The Clinton area's role in the Underground Railroad is not widely known, even among local residents. This projected culminated in creation of a publicly accessible LibGuide, an easy-to-use content management system.

In Fall 2022, students in the course Humanities Librarianship, taught by Jennifer Burek Pierce, collected the resources for the guide and explored whether or not new source material could be uncovered through searching online databases. During Spring 2023, students in the course Information Organization, taught by Micah Bateman, designed the LibGuide.

The LibGuide can be accessed at: https://slis-uiowa.libguides.com/clintonundergroundrailroad 

The results of the work in the Fall 2022 semester resulted in four important conclusions and one recommendation for further research, as summarized by Dr. Burek Pierce below:

After identifying extensive numbers of published works and databases of primary and secondary sources that could have content regarding the Underground Railroad in Clinton and the region, developing search queries and exercises for students to explore, I have concluded that further information about the Clinton community's involvement with the Underground Railroad will not be found through these resources. 

There are multiple reasons for this, of which four seem most important.  One has to do with the nature of the site, two have to do with available resources, and one has to do with the methodology. 

  • First, there are date ranges during which the Underground Railroad was most active, and Clinton was not an incorporated municipality during many of those years.  This makes locating activity specific to Clinton somewhat less likely. 
  • Second, while there were Black newspapers that highlighted Black voices and perspective in Iowa during this time, preservation of them was problematic.  Some that have been preserved are damaged and therefore partial, and there are no remaining copies of what was the biggest and most central of the Black newspapers from this era (see https://chroniclingamerica.loc.gov/lccn/sn83025186/).
  • Third, there are digitized resources that identify and preserve the voices of people who were enslaved, but much of this media focuses geographically on southern states (e.g., https://www.loc.gov/collections/slave-narratives-from-the-federal-writers-project-1936-to-1938/articles-and-essays/introduction-to-the-wpa-slave-narratives/wpa-and-the-slave-narrative-collection/); also, Iowa archives like the IWA focus on more recent historical eras and thus do not have material germane to this subject.
  • Fourth, at the same time that I have looked for resources to search, determined appropriate search terminology and strategies for students to use in various resources, and students have built on this work, I have also looked for research on parallel projects.  What I have learned through that secondary research, and what students have concluded through parallels to their dissertation research, is that the sort of searching we've been doing is unlikely to yield more in-depth information that Clinton seeks.
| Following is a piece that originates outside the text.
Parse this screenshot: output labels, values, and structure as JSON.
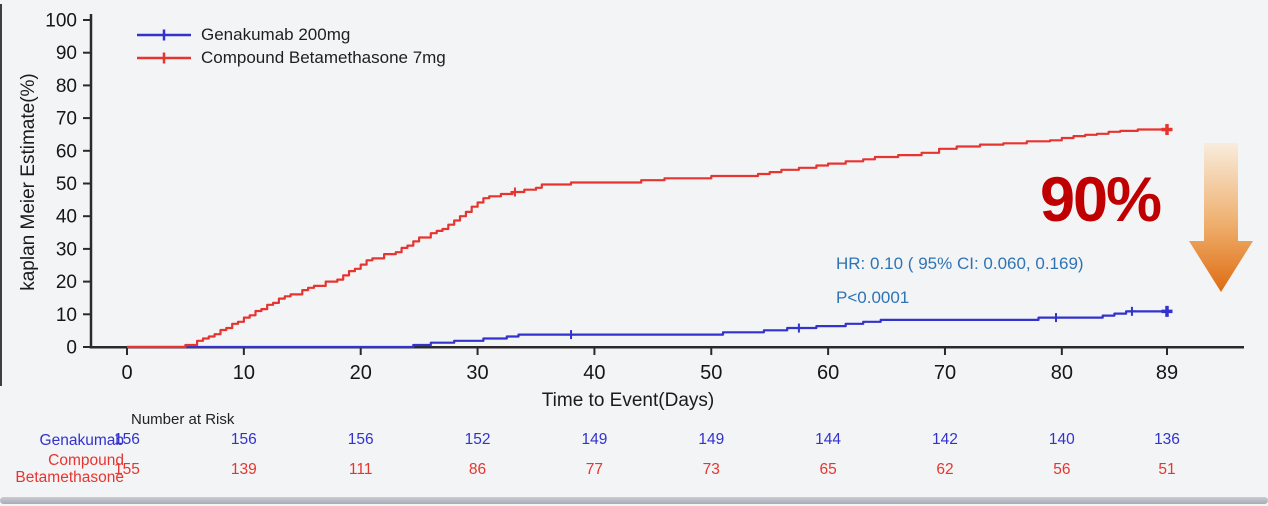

Recently, the AHA has highlighted projects that successfully recover institutional histories of slavery, and they offer insights into the work that is necessary to do this sort of very necessary historical reexamination: 

  • First, I'm finding that while this work sometimes happens in conjunction with a course, it also rests heavily on the establishment of working groups that will engage with the research and related work over years.  Penn has created one such group:  https://www.historians.org/research-and-publications/perspectives-on-history/november-2022/a-bare-and-open-truth-the-penn-and-slavery-project-and-the-public  The prevalence of this model is recognized by the establishment of the Universities Studying Slavery Consortium:  https://slavery.virginia.edu/universities-studying-slavery-uss-the-birth-of-a-movement
  • The more time we have spent with this project, the more we believe that the desired information is most likely to come from careful and considered reexamination of particular kinds of primary sources.  This means, for example, reexamining correspondence that hasn't been considered potentially relevant -- broadly, our field is interested in a practice called reparative indexing that reassesses primary source documents for their ability to speak to the experience of people not deemed central when the finding aids were created.  It also, in this matter, likely means identifying court cases and reexamining the associated documents for potential commentary.  This sort of work would require a focused course and likely the sort of continuous work of the sort modeled by Penn, Georgetown, UVa, and other institutions.

Thus, while there is a robust collection of documents and media for the LibGuide, our searches have not yielded the sort of information that the Clinton community hoped we would be able to produce.  Having examined, extensively, the materials on the Underground Railroad in Iowa, we do believe this is important work and value the community's interest in learning more in order to offer new representations of this movement.